06 jul. 2024

El pesebre de los bandidos

¿Quién querría tener al hijo en un establo, con olor a animales y sus desechos?

Recuerdo que hace años una mujer llegó a la Redacción del diario a solicitar ayuda para unos internos del Penal de Tacumbú. Semanalmente iba al lugar como actividad pastoral y compromiso personal de fe, según explicó. En una ocasión, comentó que como era tiempo de Navidad tenía la idea de motivar a sus amigos de la penitenciaría a preparar un pesebre, recordándoles de paso su significado y valor. Lo primero que se me cruzó a la mente fue “ahh, qué lindo, el pesebre de los bandidos”.

Palabras más, palabras menos, aquel pensamiento instantáneo, surgido casi como humor negro en mi interior, guardaba sin embargo la idea errada sobre el significado del Pesebre de Belén. Y es que, en realidad, Tacumbú –y tantos otros similares– sigue siendo el lugar más correspondiente a aquella representación de inspiración franciscana –con 800 años de vigencia– y su profundo mensaje, y hasta su razón de ser: estar cerca de los hombres y mujeres, en la condición que sea, incluso en una oscura, húmeda y olorosa celda.

Al leer los relatos del Evangelio o escuchar las explicaciones de los especialistas en la materia, es posible entender que en realidad Dios se sirvió de lo más excluido y sucio para cumplir con su plan. ¿Quién querría tener al hijo en un establo, con olor a animales y sus desechos?

Y a esto se agrega que los primeros en acudir al refugio fueron pastores, y, según los estudiosos, estos sencillos personajes no eran, sin embargo, los más ordenados, educados y respetuosos de la sociedad de entonces. Sin embargo, ellos sabían de algo importante en este contexto: mirar, contemplar, estar atentos. Lo hacían todo el tiempo mientras cuidaban al rebaño en la noche y quizás habrían de contemplar la inmensidad del firmamento o cuando por los caminos no debían perder de vista al rebaño, siempre amenazado por depredadores. Para descubrir algo diferente a nuestros pensamientos, hay que estar atento y mirar.

El Niño de Belén sigue siendo propuesta y también una pregunta entre las personas que tienen la necesidad a flor de piel, como los reclusos de Tacumbú; seres humanos heridos y despreciados; con historias cargadas de dolor y violencia, responsables de crímenes y también víctimas de una espiral de marginalidad y exclusión.

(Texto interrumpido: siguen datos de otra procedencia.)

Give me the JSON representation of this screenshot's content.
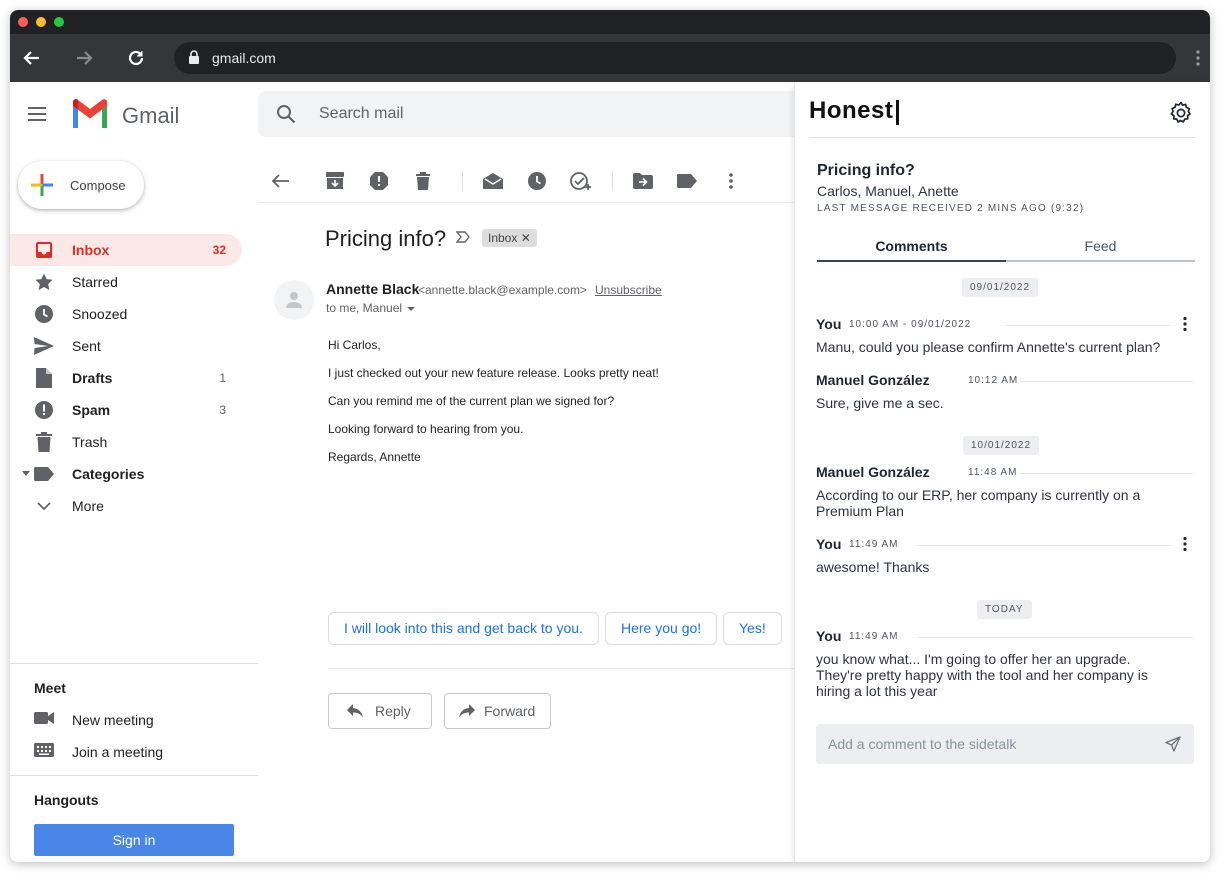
{
  "browser": {
    "url": "gmail.com",
    "traffic_colors": [
      "#ff5f57",
      "#febc2e",
      "#28c840"
    ]
  },
  "gmail": {
    "brand": "Gmail",
    "search_placeholder": "Search mail",
    "compose_label": "Compose",
    "nav": [
      {
        "label": "Inbox",
        "count": "32",
        "icon": "inbox-icon"
      },
      {
        "label": "Starred",
        "count": "",
        "icon": "star-icon"
      },
      {
        "label": "Snoozed",
        "count": "",
        "icon": "clock-icon"
      },
      {
        "label": "Sent",
        "count": "",
        "icon": "send-icon"
      },
      {
        "label": "Drafts",
        "count": "1",
        "icon": "draft-icon"
      },
      {
        "label": "Spam",
        "count": "3",
        "icon": "spam-icon"
      },
      {
        "label": "Trash",
        "count": "",
        "icon": "trash-icon"
      },
      {
        "label": "Categories",
        "count": "",
        "icon": "label-icon"
      },
      {
        "label": "More",
        "count": "",
        "icon": "chevron-down-icon"
      }
    ],
    "meet": {
      "title": "Meet",
      "new_meeting": "New meeting",
      "join_meeting": "Join a meeting"
    },
    "hangouts": {
      "title": "Hangouts",
      "sign_in": "Sign in"
    }
  },
  "email": {
    "subject": "Pricing info?",
    "label_chip": "Inbox",
    "sender_name": "Annette Black",
    "sender_email": "<annette.black@example.com>",
    "unsubscribe": "Unsubscribe",
    "to_line": "to me, Manuel",
    "body": [
      "Hi Carlos,",
      "I just checked out your new feature release. Looks pretty neat!",
      "Can you remind me of the current plan we signed for?",
      "Looking forward to hearing from you.",
      "Regards, Annette"
    ],
    "smart_replies": [
      "I will look into this and get back to you.",
      "Here you go!",
      "Yes!"
    ],
    "reply_label": "Reply",
    "forward_label": "Forward"
  },
  "honest": {
    "brand": "Honest",
    "subject": "Pricing info?",
    "participants": "Carlos, Manuel, Anette",
    "last_message": "LAST MESSAGE RECEIVED 2 MINS AGO (9:32)",
    "tabs": [
      "Comments",
      "Feed"
    ],
    "dates": [
      "09/01/2022",
      "10/01/2022",
      "TODAY"
    ],
    "comments": [
      {
        "author": "You",
        "time": "10:00 AM - 09/01/2022",
        "text": "Manu, could you please confirm Annette's current plan?"
      },
      {
        "author": "Manuel González",
        "time": "10:12 AM",
        "text": "Sure, give me a sec."
      },
      {
        "author": "Manuel González",
        "time": "11:48 AM",
        "text": "According to our ERP, her company is currently on a Premium Plan"
      },
      {
        "author": "You",
        "time": "11:49 AM",
        "text": "awesome! Thanks"
      },
      {
        "author": "You",
        "time": "11:49 AM",
        "text": "you know what... I'm going to offer her an upgrade. They're pretty happy with the tool and her company is hiring a lot this year"
      }
    ],
    "comment_placeholder": "Add a comment to the sidetalk"
  }
}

Y es obvio que con los acontecimientos de esta semana lo más espontáneo era el rechazo. Y uno percibe así lo difícil que resulta reconocer y respetar la intocable y estructural dignidad humana en medio de rostros casi desfigurados por la ira, profusos tatuajes y cicatrices por doquier. Pero ella –la dignidad– está ahí, es imborrable. Así como el recién nacido en el establo guarda su luz en medio de la precariedad e insignificancia.

Si un Dios eligió nacer en un lugar tan austero y pobre, algo querrá decir. Tal vez, la invitación a una mirada hacia lo esencial, aquello por lo que vale estar agradecido, más allá del escenario que nos toque.

“Las personas antes que las cosas” es lo que la Navidad debería suscitar en nuestras vidas, señaló ayer el Papa Francisco en la Audiencia General, al tiempo de reclamar la necesidad de una postura de “asombro” ante la tremenda humildad que viste la escena del nacimiento.

Imagino que el montaje del pesebre en la penitenciaría, con las piezas variadas que pudieran haber conseguido, habrá sido un momento de alegría y emociones escondidas. Aquella escena habrá traído a la memoria de estos hombres recuerdos de infancia, tal vez los rostros de seres queridos, de la familia que perdieron, y, por qué no, la nostalgia de esa paz que todos deseamos, o de esa mirada que no juzga y solo abraza, esperando la redención, ofreciendo otra oportunidad, afirmando que el mal no tiene la última palabra. Aquella mujer dejó claro que el “pesebre de los bandidos” es también el mío, porque no hace falta ser perfecto, puro o coherente para contemplarlo y aprender con él; ya sea en silencio, con algún dolor o pregunta sin respuesta, o simplemente con el gozo de sentirse perdonado.